DEAR ABBY: I am a 61-year-old never-married woman with no kids. Most of my life was spent caring for my aging parents, working on my education (I have a master's degree) and saving for my future. I am financially stable. I own my house free and clear, own my car and have very little credit card debt. I have a good job I enjoy, a circle of friends and many activities. I took care of my parents because it was the right thing to do, and I was prepared for their deaths when their time came.
My brother (my only sibling) died unexpectedly one year to the day after my mother's passing. It was a terrible shock, and it has taken me the last two years to come to terms with his loss. My issue is with my brother's widow. We have never been close. There's no animosity, nor have there ever been any harsh words, but we never bonded.
My niece and I get along beautifully but, no matter how much I try, I can't seem to break through to my sister-in-law. She is very dismissive of my grief. She never calls and never asks about my life. She never visits or reaches out in any way. She's responsive and kind when I do, but the communications are one-sided.

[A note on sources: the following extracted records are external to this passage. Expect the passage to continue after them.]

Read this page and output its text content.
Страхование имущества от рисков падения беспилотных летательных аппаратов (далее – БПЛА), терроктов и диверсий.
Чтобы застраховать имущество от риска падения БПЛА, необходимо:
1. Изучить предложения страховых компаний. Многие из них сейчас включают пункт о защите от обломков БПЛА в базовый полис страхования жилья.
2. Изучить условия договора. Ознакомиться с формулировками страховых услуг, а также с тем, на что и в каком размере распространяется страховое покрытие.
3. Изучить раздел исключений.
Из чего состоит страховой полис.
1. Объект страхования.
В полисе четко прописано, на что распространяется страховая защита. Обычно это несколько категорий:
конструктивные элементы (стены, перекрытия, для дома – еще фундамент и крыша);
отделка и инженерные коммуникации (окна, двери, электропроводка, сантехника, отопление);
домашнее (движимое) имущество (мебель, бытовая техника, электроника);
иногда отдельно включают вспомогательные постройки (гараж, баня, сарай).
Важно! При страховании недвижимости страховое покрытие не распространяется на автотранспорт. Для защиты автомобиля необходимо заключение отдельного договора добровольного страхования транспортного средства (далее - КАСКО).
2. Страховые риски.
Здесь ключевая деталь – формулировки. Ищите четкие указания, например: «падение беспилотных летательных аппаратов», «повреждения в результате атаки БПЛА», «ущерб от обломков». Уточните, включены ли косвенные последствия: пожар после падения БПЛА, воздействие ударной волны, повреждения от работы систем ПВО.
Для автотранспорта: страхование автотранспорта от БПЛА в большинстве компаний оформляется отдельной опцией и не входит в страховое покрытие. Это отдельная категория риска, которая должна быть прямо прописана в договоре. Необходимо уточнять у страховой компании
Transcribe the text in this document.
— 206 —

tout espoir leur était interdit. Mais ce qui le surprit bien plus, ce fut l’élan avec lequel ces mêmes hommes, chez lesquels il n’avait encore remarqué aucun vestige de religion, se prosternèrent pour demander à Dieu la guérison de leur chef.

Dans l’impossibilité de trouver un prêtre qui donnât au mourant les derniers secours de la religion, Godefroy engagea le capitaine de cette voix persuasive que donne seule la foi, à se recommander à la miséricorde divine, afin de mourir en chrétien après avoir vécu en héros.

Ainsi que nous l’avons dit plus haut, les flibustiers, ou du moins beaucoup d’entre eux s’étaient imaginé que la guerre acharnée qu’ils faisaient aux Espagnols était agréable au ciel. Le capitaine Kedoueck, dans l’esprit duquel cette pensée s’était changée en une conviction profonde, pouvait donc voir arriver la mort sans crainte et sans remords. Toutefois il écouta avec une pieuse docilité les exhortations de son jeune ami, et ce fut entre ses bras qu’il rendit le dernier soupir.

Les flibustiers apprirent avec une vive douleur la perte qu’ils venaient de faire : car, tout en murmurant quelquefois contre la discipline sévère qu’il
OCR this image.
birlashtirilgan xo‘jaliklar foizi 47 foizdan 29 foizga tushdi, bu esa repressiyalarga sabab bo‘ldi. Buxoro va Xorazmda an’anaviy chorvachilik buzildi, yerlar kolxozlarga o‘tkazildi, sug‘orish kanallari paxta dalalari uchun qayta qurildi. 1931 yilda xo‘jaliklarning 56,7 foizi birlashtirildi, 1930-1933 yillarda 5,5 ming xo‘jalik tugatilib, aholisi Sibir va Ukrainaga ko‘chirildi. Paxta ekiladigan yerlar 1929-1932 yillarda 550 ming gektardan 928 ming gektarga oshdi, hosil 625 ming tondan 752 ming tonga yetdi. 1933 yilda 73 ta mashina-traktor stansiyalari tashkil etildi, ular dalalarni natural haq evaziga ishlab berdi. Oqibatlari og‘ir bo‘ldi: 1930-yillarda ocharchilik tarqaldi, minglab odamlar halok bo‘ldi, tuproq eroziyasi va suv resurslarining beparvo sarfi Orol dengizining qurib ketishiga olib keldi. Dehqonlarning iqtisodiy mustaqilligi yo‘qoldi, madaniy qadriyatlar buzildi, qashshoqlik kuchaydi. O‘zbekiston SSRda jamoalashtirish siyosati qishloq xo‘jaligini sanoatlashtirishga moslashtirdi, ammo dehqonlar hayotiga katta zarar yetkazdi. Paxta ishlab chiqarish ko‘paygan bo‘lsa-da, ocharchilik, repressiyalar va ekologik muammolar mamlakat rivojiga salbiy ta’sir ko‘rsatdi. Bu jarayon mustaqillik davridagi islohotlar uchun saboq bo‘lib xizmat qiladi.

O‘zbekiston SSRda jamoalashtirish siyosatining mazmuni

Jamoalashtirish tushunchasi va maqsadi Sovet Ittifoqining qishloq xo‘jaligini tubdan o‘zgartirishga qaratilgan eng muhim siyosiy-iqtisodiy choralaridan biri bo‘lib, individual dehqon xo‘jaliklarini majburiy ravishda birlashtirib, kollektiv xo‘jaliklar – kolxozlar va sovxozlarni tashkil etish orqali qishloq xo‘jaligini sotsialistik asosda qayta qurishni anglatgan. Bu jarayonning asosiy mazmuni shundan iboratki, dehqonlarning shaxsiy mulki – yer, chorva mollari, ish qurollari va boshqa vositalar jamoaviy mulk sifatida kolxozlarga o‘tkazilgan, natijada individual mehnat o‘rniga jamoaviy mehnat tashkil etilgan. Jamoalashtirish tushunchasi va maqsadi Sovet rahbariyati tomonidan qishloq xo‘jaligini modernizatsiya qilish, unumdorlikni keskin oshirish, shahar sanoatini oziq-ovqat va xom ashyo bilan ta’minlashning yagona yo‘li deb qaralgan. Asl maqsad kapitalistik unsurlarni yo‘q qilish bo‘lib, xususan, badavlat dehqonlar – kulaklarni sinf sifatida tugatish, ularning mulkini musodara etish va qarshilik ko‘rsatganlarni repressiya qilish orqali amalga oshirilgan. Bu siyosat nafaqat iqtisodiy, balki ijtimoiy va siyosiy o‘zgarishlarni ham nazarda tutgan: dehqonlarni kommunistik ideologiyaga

I honestly wouldn't miss her if I didn't see her, but my loyalty to my brother and my desire to keep my niece out of the middle has kept me from distancing too much. Now that my parents and brother are gone, there are things I would like to pursue on my own. How much do I owe to her? -- FUTURE-THINKING IN TENNESSEE
DEAR FUTURE-THINKING: Your brother's widow may have been dealing with her own grief over the loss of her spouse and unable to handle yours. Be cordial to her, as she is to you, but go on with your life and relationships. Remember her on special occasions with a call, a card or an invitation. If you and your niece have a closer bond, those things should come naturally.
You have handled the responsibilities life handed you with grace and generosity. It is now time for you to enjoy your own life and worry less about the lives of others.